I’m using the “What’s On the Menu?” data, compiled by the New York Public Library. This is an archival dataset of thousands and thousands of restaurant, hotel, transportation, and special occasion menus from around the word, spanning from the 1850s to the 2010s. The NYPL is crowdsourcing the transcription, which means that any of us can go edit the data to try to help digitize these menus — this is great, and makes digitization possible, but at the same time… there are a lot of data issues.
There are four datasets – one that contains menu information (year, venue, etc), one for menu pages (detailing each specific page of each menu), one for menu items (each item on each menu page), and then dishes (naming specific dishes on menus).

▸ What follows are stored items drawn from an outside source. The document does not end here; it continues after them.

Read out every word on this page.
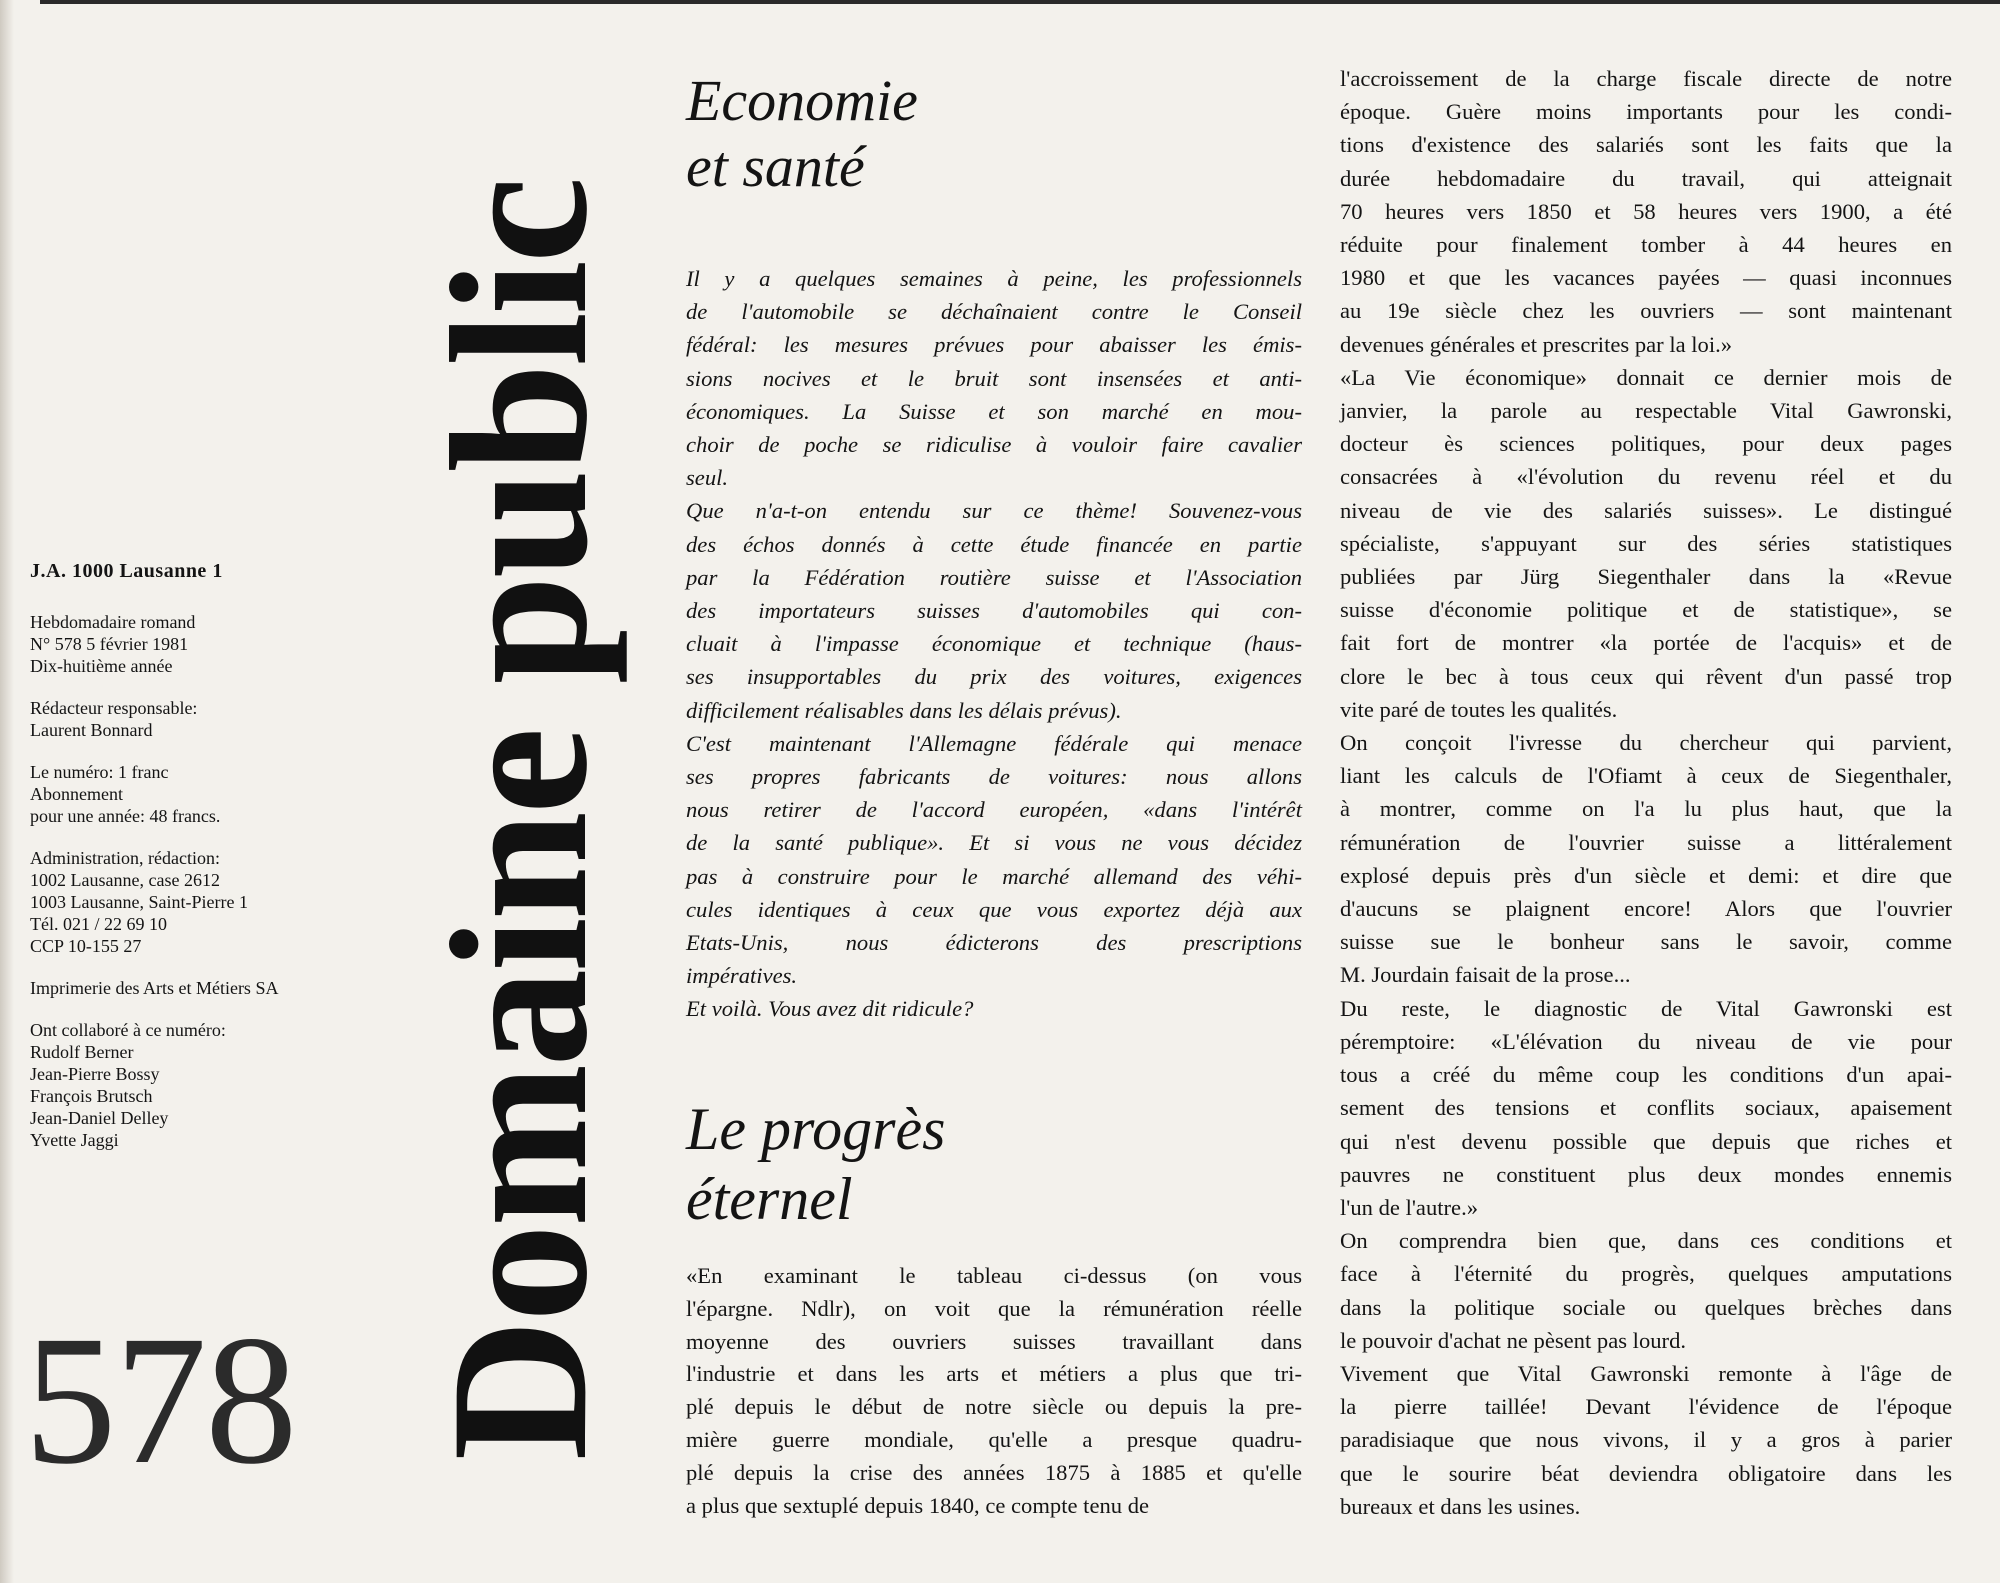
J.A. 1000 Lausanne 1
Hebdomadaire romand
N° 578 5 février 1981
Dix-huitième année
Rédacteur responsable:
Laurent Bonnard
Le numéro: 1 franc
Abonnement
pour une année: 48 francs.
Administration, rédaction:
1002 Lausanne, case 2612
1003 Lausanne, Saint-Pierre 1
Tél. 021 / 22 69 10
CCP 10-155 27
Imprimerie des Arts et Métiers SA
Ont collaboré à ce numéro:
Rudolf Berner
Jean-Pierre Bossy
François Brutsch
Jean-Daniel Delley
Yvette Jaggi
578 Domaine public
Economie
et santé
Il y a quelques semaines à peine, les professionnels
de l'automobile se déchaînaient contre le Conseil
fédéral: les mesures prévues pour abaisser les émis-
sions nocives et le bruit sont insensées et anti-
économiques. La Suisse et son marché en mou-
choir de poche se ridiculise à vouloir faire cavalier
seul.
Que n'a-t-on entendu sur ce thème! Souvenez-vous
des échos donnés à cette étude financée en partie
par la Fédération routière suisse et l'Association
des importateurs suisses d'automobiles qui con-
cluait à l'impasse économique et technique (haus-
ses insupportables du prix des voitures, exigences
difficilement réalisables dans les délais prévus).
C'est maintenant l'Allemagne fédérale qui menace
ses propres fabricants de voitures: nous allons
nous retirer de l'accord européen, «dans l'intérêt
de la santé publique». Et si vous ne vous décidez
pas à construire pour le marché allemand des véhi-
cules identiques à ceux que vous exportez déjà aux
Etats-Unis, nous édicterons des prescriptions
impératives.
Et voilà. Vous avez dit ridicule?
Le progrès
éternel
«En examinant le tableau ci-dessus (on vous
l'épargne. Ndlr), on voit que la rémunération réelle
moyenne des ouvriers suisses travaillant dans
l'industrie et dans les arts et métiers a plus que tri-
plé depuis le début de notre siècle ou depuis la pre-
mière guerre mondiale, qu'elle a presque quadru-
plé depuis la crise des années 1875 à 1885 et qu'elle
a plus que sextuplé depuis 1840, ce compte tenu de
l'accroissement de la charge fiscale directe de notre
époque. Guère moins importants pour les condi-
tions d'existence des salariés sont les faits que la
durée hebdomadaire du travail, qui atteignait
70 heures vers 1850 et 58 heures vers 1900, a été
réduite pour finalement tomber à 44 heures en
1980 et que les vacances payées — quasi inconnues
au 19e siècle chez les ouvriers — sont maintenant
devenues générales et prescrites par la loi.»
«La Vie économique» donnait ce dernier mois de
janvier, la parole au respectable Vital Gawronski,
docteur ès sciences politiques, pour deux pages
consacrées à «l'évolution du revenu réel et du
niveau de vie des salariés suisses». Le distingué
spécialiste, s'appuyant sur des séries statistiques
publiées par Jürg Siegenthaler dans la «Revue
suisse d'économie politique et de statistique», se
fait fort de montrer «la portée de l'acquis» et de
clore le bec à tous ceux qui rêvent d'un passé trop
vite paré de toutes les qualités.
On conçoit l'ivresse du chercheur qui parvient,
liant les calculs de l'Ofiamt à ceux de Siegenthaler,
à montrer, comme on l'a lu plus haut, que la
rémunération de l'ouvrier suisse a littéralement
explosé depuis près d'un siècle et demi: et dire que
d'aucuns se plaignent encore! Alors que l'ouvrier
suisse sue le bonheur sans le savoir, comme
M. Jourdain faisait de la prose...
Du reste, le diagnostic de Vital Gawronski est
péremptoire: «L'élévation du niveau de vie pour
tous a créé du même coup les conditions d'un apai-
sement des tensions et conflits sociaux, apaisement
qui n'est devenu possible que depuis que riches et
pauvres ne constituent plus deux mondes ennemis
l'un de l'autre.»
On comprendra bien que, dans ces conditions et
face à l'éternité du progrès, quelques amputations
dans la politique sociale ou quelques brèches dans
le pouvoir d'achat ne pèsent pas lourd.
Vivement que Vital Gawronski remonte à l'âge de
la pierre taillée! Devant l'évidence de l'époque
paradisiaque que nous vivons, il y a gros à parier
que le sourire béat deviendra obligatoire dans les
bureaux et dans les usines.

See data critique below!
Wrangling the data took me a very long time. I first had to figure out how to link the datasets — I’m hoping to look at the popularity of individual dishes in different decades, so needed to figure out how to get from the menu dataset (which contained the date) to the dish dataset. I cleaned each spreadsheet in Excel slightly, changing the name of the ‘id’ variable in each to match what it’s called in other sheets — for example, MenuPage.csv has ‘id’ and ‘menu_id’. The ‘menu_id’ identifier aligns with a column in Menu.csv, but in that sheet, it’s just called ‘id’.
I used Excel to filter the Menu.csv file to only include menus published from 1855-1965. No real reason for those dates — just sounded like a nice century block that aligns with a lot of immigration/urbanization in the United States. I checked outliers with the NYPL website and corrected them — for example, a date of ‘Jan 01 0001’ is obviously a transcription error, so looking at the actual scanned menu, I could see that the date is Oct 31 1912. I created a ‘year’ column from ‘date’, since I’m not concerned with days or months.
I brought this filtered file into OpenRefine, where I used text faceting and filtering to identify menus from New York State. I probably could’ve written code to do this, but it would be less reliable — for example, if I wrote Python code to identify rows with “NY” or “New York” in the ‘place’ column, it would miss things like “66th and Broadway” or “Hotel Savoy”, but with my human brain, I know those are places in NYC. I faceted first to identify any big clusters, then hand searched for variations like typos like “New Yok” and for smaller cities in NY (“Albany”, “Buffalo”, etc).
I then moved the dataset into RStudio (a statistical software similar to Python that I’m more familiar with), and noticed that for some reason, there were no records after 1940. I realized this is because the dataset shifted, and for the twentieth century, locations were more often listed in the ‘venue_name’ variable. I went back to OpenRefine and repeated the search and facet process with the ‘venue_name’ and ‘notes’ columns — ‘venue_name’ was tedious and involved a lot of Googling to figure out where various nineteenth century hotels were located.
In RStudio, I left-joined the cleaned and filtered Menu.csv with MenuPage.csv, then left-joined MenuPage.csv with MenuItem.csv, and finally MenuItem.csv with Dish.csv. This leaves a dataset where each row is a specific menu item, with information on its specific dish, menu, location, and year.
I dropped unnecessary variables and created a ‘Decade’ variable, and then created a summary dataset, containing 4 variables: decade, dish_id, name, and count. This gives me a count of how many times any given dish appears within a decade.
My next step is to go back into OpenRefine and start faceting the dish names, where I’ll hopefully find some interesting trends to write up for this project!
Extending the Data:
I think that my original idea may shift after looking through the dishes, but my original idea was to compare popularity of various dishes each decade with immigration trends. To do that, I’d use US Census Data / the American Community Survey, which is publicly available for download.
We’ll see how the last bit of data cleaning goes. I think I’ll use some maps, for sure, and also probably line graphs with timelines, showing the popularity of certain dishes over time.